It’s no secret that introverts are often uncomfortable in social situations, even when there are only a few people present. Now, a recent study by Facebook IQ reveals that introverts actually fare much better when socializing in virtual reality environments.
The study offered the VR experience to users and allowed them to participate in one-on-one conversations. Facebook has been researching the possibility of including social VR experiences since the company acquired Oculus VR in 2014. The results from the VR experiment were recently released, along with the company’s plans to launch a social VR app in the near future.
Study Brings People Together to Socialize in a VR Environment
The study performed by Facebook IQ included 60 people and asked them to engage in one-on-one conversation. Half of them were in person and the other half were in a VR environment utilizing Oculus Rift technology. The study utilized avatars from vTime, a popular social network app that is available for Rift, as well as other VR technology. The system uses full-body avatars that feature automatically animating hands. Participants in this study were placed in a train cabin – an environment researchers felt would feel was natural for conversing with a stranger.
The participants wore high-resolution electroencephalography (EEG) scanners that recorded electrical activity in the brain, as well as eye trackers.
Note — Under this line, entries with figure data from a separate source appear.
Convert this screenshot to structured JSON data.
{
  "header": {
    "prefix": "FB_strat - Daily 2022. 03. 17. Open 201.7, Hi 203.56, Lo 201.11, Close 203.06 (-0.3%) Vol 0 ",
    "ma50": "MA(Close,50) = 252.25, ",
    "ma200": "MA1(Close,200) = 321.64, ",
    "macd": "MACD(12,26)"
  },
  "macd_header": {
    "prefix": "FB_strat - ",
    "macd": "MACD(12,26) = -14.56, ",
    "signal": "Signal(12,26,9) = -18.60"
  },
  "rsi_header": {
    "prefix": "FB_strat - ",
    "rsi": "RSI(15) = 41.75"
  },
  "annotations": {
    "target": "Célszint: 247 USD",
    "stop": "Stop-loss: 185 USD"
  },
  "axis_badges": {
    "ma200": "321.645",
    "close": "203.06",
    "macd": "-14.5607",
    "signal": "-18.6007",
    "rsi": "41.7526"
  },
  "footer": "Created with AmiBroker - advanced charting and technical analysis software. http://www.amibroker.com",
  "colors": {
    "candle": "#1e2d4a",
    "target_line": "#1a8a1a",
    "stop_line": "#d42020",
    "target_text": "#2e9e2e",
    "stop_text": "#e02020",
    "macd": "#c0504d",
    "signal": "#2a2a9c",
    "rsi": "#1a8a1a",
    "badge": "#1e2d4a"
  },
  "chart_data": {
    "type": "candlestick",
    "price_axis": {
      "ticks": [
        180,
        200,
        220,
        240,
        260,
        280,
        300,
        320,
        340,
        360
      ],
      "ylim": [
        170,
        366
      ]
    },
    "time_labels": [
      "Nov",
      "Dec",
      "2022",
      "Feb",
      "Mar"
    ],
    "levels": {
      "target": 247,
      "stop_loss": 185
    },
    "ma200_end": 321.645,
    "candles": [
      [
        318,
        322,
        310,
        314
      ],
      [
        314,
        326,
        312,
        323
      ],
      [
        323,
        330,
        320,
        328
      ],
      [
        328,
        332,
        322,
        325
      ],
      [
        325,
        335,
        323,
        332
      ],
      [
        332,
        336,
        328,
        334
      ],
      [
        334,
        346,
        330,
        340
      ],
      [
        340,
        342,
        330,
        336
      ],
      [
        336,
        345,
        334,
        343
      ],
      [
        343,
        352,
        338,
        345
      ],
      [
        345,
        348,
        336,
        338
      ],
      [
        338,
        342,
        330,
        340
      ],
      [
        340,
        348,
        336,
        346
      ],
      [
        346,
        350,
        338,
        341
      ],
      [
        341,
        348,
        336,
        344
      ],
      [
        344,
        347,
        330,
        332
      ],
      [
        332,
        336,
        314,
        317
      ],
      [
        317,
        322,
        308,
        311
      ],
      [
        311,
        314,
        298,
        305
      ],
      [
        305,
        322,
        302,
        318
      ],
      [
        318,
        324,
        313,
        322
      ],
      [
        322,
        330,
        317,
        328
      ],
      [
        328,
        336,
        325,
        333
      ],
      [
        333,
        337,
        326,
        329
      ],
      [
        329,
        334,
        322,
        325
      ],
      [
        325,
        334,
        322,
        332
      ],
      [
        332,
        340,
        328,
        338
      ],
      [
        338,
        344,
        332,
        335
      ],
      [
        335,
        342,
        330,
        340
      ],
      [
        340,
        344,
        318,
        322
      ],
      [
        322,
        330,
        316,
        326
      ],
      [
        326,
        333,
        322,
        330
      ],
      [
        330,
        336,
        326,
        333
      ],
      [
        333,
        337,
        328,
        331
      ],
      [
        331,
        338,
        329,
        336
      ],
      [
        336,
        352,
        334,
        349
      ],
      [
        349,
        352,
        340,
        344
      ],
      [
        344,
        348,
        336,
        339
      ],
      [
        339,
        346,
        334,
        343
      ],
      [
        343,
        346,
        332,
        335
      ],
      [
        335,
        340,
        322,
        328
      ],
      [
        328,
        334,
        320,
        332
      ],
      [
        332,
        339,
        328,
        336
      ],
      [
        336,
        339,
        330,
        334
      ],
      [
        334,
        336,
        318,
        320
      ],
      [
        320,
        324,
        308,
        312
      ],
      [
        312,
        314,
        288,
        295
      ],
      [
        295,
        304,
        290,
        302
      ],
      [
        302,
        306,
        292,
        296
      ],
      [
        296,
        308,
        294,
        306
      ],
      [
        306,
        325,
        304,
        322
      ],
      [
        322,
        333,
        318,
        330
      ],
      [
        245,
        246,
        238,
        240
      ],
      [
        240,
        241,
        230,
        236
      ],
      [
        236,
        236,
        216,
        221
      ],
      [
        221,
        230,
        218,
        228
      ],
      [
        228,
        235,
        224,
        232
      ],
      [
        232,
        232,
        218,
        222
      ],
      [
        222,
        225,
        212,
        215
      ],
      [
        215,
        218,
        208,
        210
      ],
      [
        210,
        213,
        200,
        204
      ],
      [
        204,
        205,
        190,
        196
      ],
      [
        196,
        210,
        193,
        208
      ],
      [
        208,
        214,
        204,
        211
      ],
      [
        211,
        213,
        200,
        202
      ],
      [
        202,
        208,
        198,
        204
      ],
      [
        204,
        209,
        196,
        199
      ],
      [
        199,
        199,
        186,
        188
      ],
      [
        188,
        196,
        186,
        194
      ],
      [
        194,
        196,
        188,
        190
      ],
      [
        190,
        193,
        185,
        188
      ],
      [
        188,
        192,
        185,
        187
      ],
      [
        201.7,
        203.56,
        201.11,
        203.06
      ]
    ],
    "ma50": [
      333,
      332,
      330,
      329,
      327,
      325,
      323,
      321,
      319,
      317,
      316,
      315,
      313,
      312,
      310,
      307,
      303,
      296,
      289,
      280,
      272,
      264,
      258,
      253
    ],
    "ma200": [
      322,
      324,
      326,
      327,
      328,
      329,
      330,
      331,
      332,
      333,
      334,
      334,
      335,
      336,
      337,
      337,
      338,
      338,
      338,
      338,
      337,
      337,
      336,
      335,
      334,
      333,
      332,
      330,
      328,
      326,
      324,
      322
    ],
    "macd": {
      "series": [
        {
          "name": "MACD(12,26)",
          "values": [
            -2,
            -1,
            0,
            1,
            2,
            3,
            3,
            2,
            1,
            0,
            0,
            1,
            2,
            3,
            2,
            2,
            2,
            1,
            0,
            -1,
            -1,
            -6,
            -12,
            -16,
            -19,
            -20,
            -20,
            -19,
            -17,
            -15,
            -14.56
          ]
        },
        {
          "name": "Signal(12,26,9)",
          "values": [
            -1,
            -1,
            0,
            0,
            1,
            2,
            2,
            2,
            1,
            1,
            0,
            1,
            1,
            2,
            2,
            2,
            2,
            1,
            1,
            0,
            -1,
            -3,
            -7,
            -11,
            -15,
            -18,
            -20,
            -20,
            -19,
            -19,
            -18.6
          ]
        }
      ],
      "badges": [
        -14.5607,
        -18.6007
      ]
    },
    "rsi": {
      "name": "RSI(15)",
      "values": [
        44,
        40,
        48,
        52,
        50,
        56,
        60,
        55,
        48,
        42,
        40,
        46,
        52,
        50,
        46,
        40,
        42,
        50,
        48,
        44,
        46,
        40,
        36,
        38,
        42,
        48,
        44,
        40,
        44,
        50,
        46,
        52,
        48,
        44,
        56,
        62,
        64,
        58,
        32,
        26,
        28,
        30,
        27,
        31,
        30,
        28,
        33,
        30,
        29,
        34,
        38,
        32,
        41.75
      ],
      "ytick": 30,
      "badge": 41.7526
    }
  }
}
The level of engagement for the in-person group was compared to the VR group using the eye trackers to determine the level of attention and the EEG to assess motivation and cognitive load based on brain activity. Levels that show high indicate stress and low levels indicate boredom.
According to the results, which were published on Facebook Insights, participants who had never used VR technology before showed no evidence of being bored or overstimulated. People naturally relaxed over time and as conversations progressed. Ninety-three percent said they liked their conversation partner. Those considered the most introverted had the most positive responses.
Creating a More Realistic VR Environment – Help or Hindrance to Introverts?
Researchers also noted that introverted participants tended to experience increased confidence and reduced self-consciousness during the experience. Researchers speculate this is because VR does not seem as real as a face-to-face meeting, but the entire point of VR is to duplicate reality as much as possible.
Now, researchers and VR developers are questioning whether improvements in VR technology will make introverts less likely to enjoy the VR experiences or whether there is something about the VR environment that puts introverts at ease.